Are Estate Trustee’s open to personal liability for negligence, when handling an Estate? Trustee’s of deceased Estates are subject to numerous duties that they have a legal obligation to carry out including paying the debts of the Estate, gathering in the assets of the Estate and ensuring that the Estate is distributed to the beneficiaries named in the Will in a timely manner.
A failure to perform the obligations of an Executor properly can lead to allegations of negligence made by the beneficiaries of the Estate against the Executor. In some circumstances an Executor will be personally liable to the beneficiaries, if they have been negligent in their handling of the Estate. Some common examples of negligence are an Executor improperly benefiting from the assets in the Estate, by appropriating them for themselves and delays in distributing the assets of the deceased Estate. One situation that is becoming more common is an Executor distributing the assets in the Estate to the beneficiaries named in the Will, when the Executor is aware that the Estate is going to be subject to a Will Challenge.
This is what happened in a New South Wales Supreme Court case Ernst v Mowbray  NSWSC 1140. In this case the deceased died in 2001 and his last Will was dated 1987 in which he appointed his son and daughter the Executors of his Estate and left them the whole of his Estate in equal shares. The Estate was valued at approximately $200,000.
The deceased had been married three times and had two children from his first marriage.
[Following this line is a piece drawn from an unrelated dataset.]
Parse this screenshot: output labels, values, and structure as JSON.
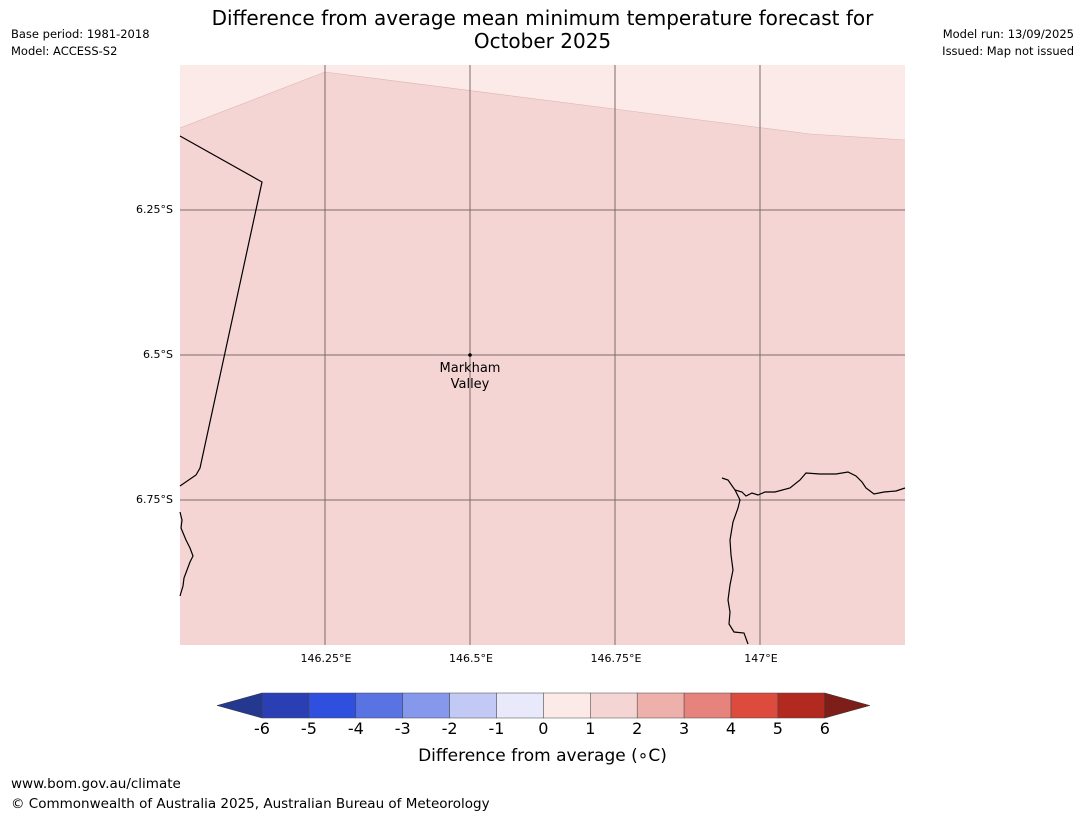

The deceased married his third wife in 1983 and was still married to her at the time of his death. In his Will the deceased stated that he had made no provision for his third wife as he believed that the was adequately provided for in regard to the length of their relationship and her contribution to his assets.
The deceased’s children received notice of the third wife’s intention to make a family provision claim however, paying no attention to this claim, they distributed the Estate to themselves with both son and daughter receiving approximately $100,000 each.
The deceased’s wife’s family provision claim ultimately failed however the Court did look at the actions of the Executor’s in a premature distribution of the Estate and whether they are personally liable to a successful Will Challenger who suffers loss as a result of an early distribution of the Estate.
The Court made it quite clear in their decision that where there has been a premature distribution of an Estate the Court will make an order that the Executors of the Estate personally restore the money they have taken in addition to interest on that money. On this basis, even though the claim by the deceased’s third wife was unsuccessful, the Court did not make the usual Orders that she pay the legal costs of the Estate instead ordering that the Executors pay their own legal costs which were estimated at about $35,000.